Our Mission Statement

  • To provide our learners with the most contemporary education, tools, teaching methods, and information;  the development of advantageous attitudes and attributes necessary to gain greater access to an evolving industry; and a life-long support group throughout the graduate’s trajectory.
  • To continuously upgrade teaching and administrative staff with the most updated tools, information, and support to continuously provide quality services to students and graduates.
  • To connect with industry peers in order to provide students and graduates with the most updated trends and innovations, as well as a wide network of potential employers.

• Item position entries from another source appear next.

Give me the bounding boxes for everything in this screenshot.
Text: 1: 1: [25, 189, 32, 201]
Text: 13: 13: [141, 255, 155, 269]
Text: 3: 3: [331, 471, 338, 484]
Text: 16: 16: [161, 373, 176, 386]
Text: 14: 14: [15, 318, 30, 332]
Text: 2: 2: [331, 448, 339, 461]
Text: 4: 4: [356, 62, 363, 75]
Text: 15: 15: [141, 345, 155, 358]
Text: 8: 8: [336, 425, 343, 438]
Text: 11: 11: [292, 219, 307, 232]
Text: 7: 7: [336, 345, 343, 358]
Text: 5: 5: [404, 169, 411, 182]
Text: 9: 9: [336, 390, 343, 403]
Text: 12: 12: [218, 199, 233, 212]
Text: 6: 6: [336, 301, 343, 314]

Want to walk through the school?

SO WHAT WE DO BETTER IS..

  • give you a quality, diverse, and comprehensive education in less time and for less tuition
  • choreograph our space and time to help get the most out of your hands, mind, and instincts. We have no classrooms with desks.  Literally, we learn where we both cook/bake and eat.  Theory and demos happen simultaneously, and the day’s acts move seamlessly between dining/demo area and kitchen.  Almost no school applies such a learning theatre.
  • support your development. You don’t get one instructor per class, but many eyes and teaching styles to show you how it’s done.  And our student-teacher ratio of 8:1 is unmatched.
  • respond to your inquiries promptly, with straightforwardly honesty and no APPLY NOW! pressure.  You apply if and when you are ready.
  • eliminate over-administration and bureaucratic costs.  As soon as you enter Northwest, you are less than 15 feet from the kitchen.